David Knowles Wins NSF CAREER Award

Award supports computer scientist’s work to develop bioinformatics tools and methods to better understand RNA splicing’s role in ALS, cancer, and neuron development.

Feb 23 2022 | By Bernadette Young
David Knowles headshot

David Knowles, assistant professor of computer science, has won a National Science Foundation CAREER Award to develop a new conceptual framework that will fundamentally transform how alternative splicing (AS) is analyzed. AS is the crucial cellular process by which "junk" regions are removed from initially transcribed RNA. Splicing is tightly regulated in healthy organismal development but frequently dysregulated in diseases such as ALS and cancer.

Knowles will use his expertise in statistical machine learning and its application in genomics to create the new framework and tools. The five-year, $500,000 award will enable Knowles to expand the power of LeafCutter, a method he co-developed to quantify RNA splicing from short-read RNA-seq data and test for differences between conditions. With this new project, he plans to design more accurate and powerful algorithms to analyze both single-cell and long-read RNA-seq. These tools will help researchers understand the role of AS in organismal development, disease, and environmental response at unprecedented resolution.

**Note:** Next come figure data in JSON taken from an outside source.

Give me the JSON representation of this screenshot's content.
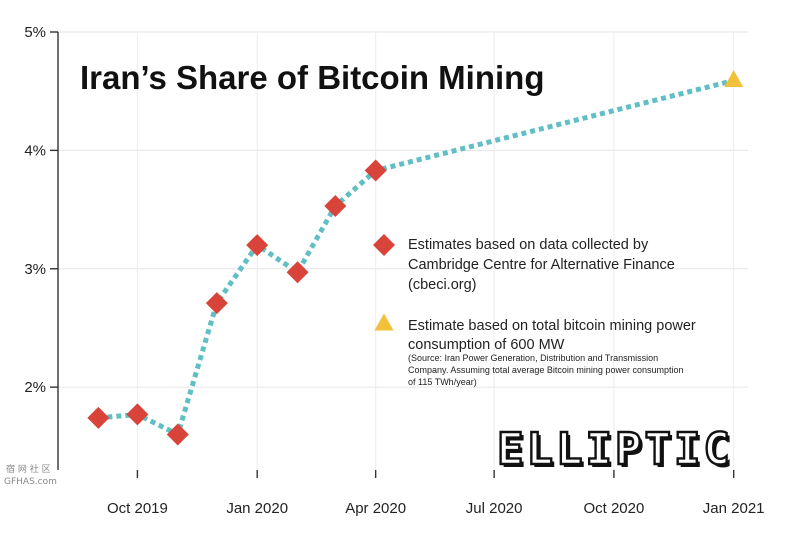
{
  "chart_data": {
    "type": "line",
    "title": "Iran’s Share of Bitcoin Mining",
    "y_ticks": [
      "2%",
      "3%",
      "4%",
      "5%"
    ],
    "y_tick_values": [
      2,
      3,
      4,
      5
    ],
    "ylim": [
      1.3,
      5
    ],
    "x_ticks": [
      "Oct 2019",
      "Jan 2020",
      "Apr 2020",
      "Jul 2020",
      "Oct 2020",
      "Jan 2021"
    ],
    "x_tick_dates": [
      "2019-10-01",
      "2020-01-01",
      "2020-04-01",
      "2020-07-01",
      "2020-10-01",
      "2021-01-01"
    ],
    "xlim": [
      "2019-08-01",
      "2021-01-12"
    ],
    "grid": true,
    "series": [
      {
        "marker": "diamond",
        "color": "#d9443a",
        "points": [
          {
            "x": "2019-09-01",
            "y": 1.74
          },
          {
            "x": "2019-10-01",
            "y": 1.77
          },
          {
            "x": "2019-11-01",
            "y": 1.6
          },
          {
            "x": "2019-12-01",
            "y": 2.71
          },
          {
            "x": "2020-01-01",
            "y": 3.2
          },
          {
            "x": "2020-02-01",
            "y": 2.97
          },
          {
            "x": "2020-03-01",
            "y": 3.53
          },
          {
            "x": "2020-04-01",
            "y": 3.83
          }
        ]
      },
      {
        "marker": "triangle",
        "color": "#f2c13a",
        "points": [
          {
            "x": "2021-01-01",
            "y": 4.59
          }
        ]
      }
    ],
    "line_color": "#5fbfc5",
    "legend": {
      "placement": "center-right",
      "items": [
        {
          "marker": "diamond",
          "color": "#d9443a",
          "lines": [
            "Estimates based on data collected by",
            "Cambridge Centre for Alternative Finance",
            "(cbeci.org)"
          ]
        },
        {
          "marker": "triangle",
          "color": "#f2c13a",
          "lines": [
            "Estimate based on total bitcoin mining power",
            "consumption of 600 MW"
          ],
          "note_lines": [
            "(Source: Iran Power Generation, Distribution and Transmission",
            "Company. Assuming total average Bitcoin mining power consumption",
            "of 115 TWh/year)"
          ]
        }
      ]
    }
  },
  "branding": {
    "logo_text": "ELLIPTIC",
    "watermark_lines": [
      "宿 网 社 区",
      "GFHAS.com"
    ]
  }
}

“RNA splicing is known to be a crucial cellular process but its importance in genetic disease, cellular response, and organismal development is often overlooked,” said Knowles, who joined Columbia Engineering in 2019. He is also a member of the Data Science Institute, an interdisciplinary appointee in Systems Biology, and a Core Faculty Member at the New York Genome Center (NYGC). “This proposal will fund our development of tools to more easily and effectively interrogate splicing’s role in diverse biological systems with potential applications in biomedicine, agriculture, and basic biology.”

One of the most prestigious honors given to promising junior faculty, the NSF CAREER award will support Knowles’ long-term career goal to design bioinformatics tools needed to detect and interpret AS. He will work with colleagues at NYGC to develop these tools that will have real-world applications to better understand splicing’s role in gene regulation, the development of neurons, and disease.